For the next three years he moved to various radio stations in America, among them KOMA in Oklahoma City and KMEN outside Los Angeles. He returned to Britain in 1967 and joined Radio London with the celebrated show The Perfumed Garden.
John was with Radio 1 from the beginning in 1967, establishing himself with the late night programme Top Gear. John was the first DJ to give exposure to punk, reggae and hip-hop, long before they crossed over into the mainstream. Almost anyone who is anyone in the world of music has recorded a session for Peel.
Apart from regularly topping music paper Best DJ polls, John won the 1993 Sony Award for Broadcaster of the Year and in 1994 was named Godlike Genius by the NME. He also presented Home Truths for Radio 4.
John recently celebrated 40 years on the air and was always seeking out the best new music around.
He died on the 26th October 2004 at the age of 65, after a heart attack while on holiday in Peru.
md, Mar 01, 2005
At the time of writing this comment, there is only one release in discogs on John Peel's page. John Peel was not a producer, not a DJ in the modern sense of the term. This goes no way at all to giving an indication of just how important Peel was to music during his long career. Search under releases containing the word "Peel" and you might come across a tiny fraction of the music that he helped introduce to the world...
I'd never cared about a "celebrity" dying until I heard the news of John Peel’s death in October 2004. Peel had a very direct influence on me in the very late 80s and early 90s. One of my all time biggest influences and favourite artists, Godflesh, I heard first in their Peel Session broadcast on his show.

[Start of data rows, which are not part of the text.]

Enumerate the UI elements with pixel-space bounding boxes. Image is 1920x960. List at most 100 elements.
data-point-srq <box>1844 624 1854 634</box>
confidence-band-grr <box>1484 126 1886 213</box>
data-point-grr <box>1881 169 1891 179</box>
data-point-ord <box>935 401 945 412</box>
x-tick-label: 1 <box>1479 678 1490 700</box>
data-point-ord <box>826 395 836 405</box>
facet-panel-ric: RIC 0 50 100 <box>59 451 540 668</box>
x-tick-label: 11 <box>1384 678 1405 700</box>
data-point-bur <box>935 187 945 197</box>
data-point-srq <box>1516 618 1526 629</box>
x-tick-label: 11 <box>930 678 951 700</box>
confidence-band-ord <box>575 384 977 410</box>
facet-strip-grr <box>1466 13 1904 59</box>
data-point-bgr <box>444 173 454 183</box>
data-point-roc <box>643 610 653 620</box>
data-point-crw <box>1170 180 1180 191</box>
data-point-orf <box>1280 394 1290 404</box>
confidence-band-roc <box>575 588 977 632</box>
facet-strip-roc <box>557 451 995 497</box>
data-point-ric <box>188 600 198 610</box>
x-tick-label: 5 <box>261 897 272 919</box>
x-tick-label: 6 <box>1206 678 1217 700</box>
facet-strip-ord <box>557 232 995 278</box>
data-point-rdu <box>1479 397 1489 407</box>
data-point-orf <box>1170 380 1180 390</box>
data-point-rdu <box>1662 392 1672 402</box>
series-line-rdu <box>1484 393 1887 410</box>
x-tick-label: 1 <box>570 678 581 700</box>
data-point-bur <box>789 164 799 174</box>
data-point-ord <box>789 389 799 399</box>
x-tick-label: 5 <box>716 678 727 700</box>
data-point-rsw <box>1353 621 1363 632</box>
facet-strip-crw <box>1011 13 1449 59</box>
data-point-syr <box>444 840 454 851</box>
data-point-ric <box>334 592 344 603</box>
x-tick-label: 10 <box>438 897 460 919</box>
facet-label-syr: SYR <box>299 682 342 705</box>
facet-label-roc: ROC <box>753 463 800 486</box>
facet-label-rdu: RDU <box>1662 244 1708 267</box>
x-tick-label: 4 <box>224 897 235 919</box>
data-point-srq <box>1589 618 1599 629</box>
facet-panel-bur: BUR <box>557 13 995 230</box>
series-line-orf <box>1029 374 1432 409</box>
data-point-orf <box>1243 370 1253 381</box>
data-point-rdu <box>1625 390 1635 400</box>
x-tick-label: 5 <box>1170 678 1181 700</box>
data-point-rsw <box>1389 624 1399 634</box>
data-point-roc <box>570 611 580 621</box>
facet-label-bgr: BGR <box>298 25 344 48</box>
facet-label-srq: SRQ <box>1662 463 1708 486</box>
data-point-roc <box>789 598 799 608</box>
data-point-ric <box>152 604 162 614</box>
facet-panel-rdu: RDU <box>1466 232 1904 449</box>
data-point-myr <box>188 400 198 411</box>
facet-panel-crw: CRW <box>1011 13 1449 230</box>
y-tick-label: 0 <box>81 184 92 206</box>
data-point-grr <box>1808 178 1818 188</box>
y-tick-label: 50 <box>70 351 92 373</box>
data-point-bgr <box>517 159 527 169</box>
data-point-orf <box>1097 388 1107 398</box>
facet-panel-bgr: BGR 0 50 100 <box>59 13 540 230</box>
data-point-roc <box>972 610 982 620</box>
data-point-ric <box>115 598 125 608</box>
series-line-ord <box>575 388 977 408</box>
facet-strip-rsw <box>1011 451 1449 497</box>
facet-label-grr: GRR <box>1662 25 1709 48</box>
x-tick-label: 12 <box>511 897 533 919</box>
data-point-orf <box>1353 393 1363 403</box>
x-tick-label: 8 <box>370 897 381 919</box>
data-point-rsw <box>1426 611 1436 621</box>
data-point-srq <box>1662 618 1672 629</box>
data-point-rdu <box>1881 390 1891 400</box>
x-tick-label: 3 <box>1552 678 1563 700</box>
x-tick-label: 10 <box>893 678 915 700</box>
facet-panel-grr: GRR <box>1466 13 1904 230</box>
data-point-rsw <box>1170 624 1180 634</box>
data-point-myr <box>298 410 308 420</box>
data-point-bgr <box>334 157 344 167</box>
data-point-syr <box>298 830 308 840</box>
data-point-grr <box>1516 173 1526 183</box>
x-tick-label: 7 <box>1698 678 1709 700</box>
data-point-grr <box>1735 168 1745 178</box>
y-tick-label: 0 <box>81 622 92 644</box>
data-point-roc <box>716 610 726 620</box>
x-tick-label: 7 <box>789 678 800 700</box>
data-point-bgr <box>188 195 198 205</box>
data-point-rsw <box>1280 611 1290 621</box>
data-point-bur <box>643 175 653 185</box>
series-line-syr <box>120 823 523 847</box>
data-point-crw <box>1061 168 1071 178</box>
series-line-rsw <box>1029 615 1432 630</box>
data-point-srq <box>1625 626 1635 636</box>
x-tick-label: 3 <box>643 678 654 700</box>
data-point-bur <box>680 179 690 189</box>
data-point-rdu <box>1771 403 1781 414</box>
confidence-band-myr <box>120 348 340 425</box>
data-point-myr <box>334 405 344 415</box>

Seeing and hearing him DJ at Sonar 2003 in Barcelona was one of the highlights of the festival. It says a lot about him that at the end of a party that had featured sets by Laurent Garnier, Jeff Mills, Francois Kevorkian, DJ Krush, John Peel and others I've since forgotten, the clamours at the end from the crowd were all for John Peel.
As rarely as it happened, there was nothing quite like clicking on the radio and hearing some bizarre music, wondering "what the hell is this", only to hear his voice come in at the end telling us "well, that was a lovely ditty from Disembowled Zombie" or something like that.
Even though I never met the guy, and in fact hardly caught the show in it's last 10 years, the familiarity of his voice and the influence he had on me musically really made him into someone I thought would always be around.
Reading some of the news reports the morning after his death, even those on the BBC, his home of so many years, just goes to show how completely out of touch people in the media really are about modern music and the myriad of genres he championed...from gabber to Afropop via Mongolian goat bothering anthems. The tributes given by his listeners seem far more appropriate.
Shortly after hearing the news of his death I spoke to my dad on the phone. He described his own experiences of "lying in bed late at night with a little Japanese transistor radio under the pillow, listening to Peel". This was in the 60s...years before I was even born.
Peel was the first person who had me staying up late into the night for the purposes of hearing good music. When his show moved to the late night weekend slot in the early days of the 1990s, I'd stay up until 90 mins before the end, then leave a tape recording the rest of the show.
John Peel even played one of my tracks on his show once in early 2002. I didn't get to hear it unfortunately, but just knowing it happened was and is amazing to me. Hearing his voice introduce it would probably have made me swoon.
Apparently he died in Peru fulfilling a lifetime ambition to visit the place. Cool.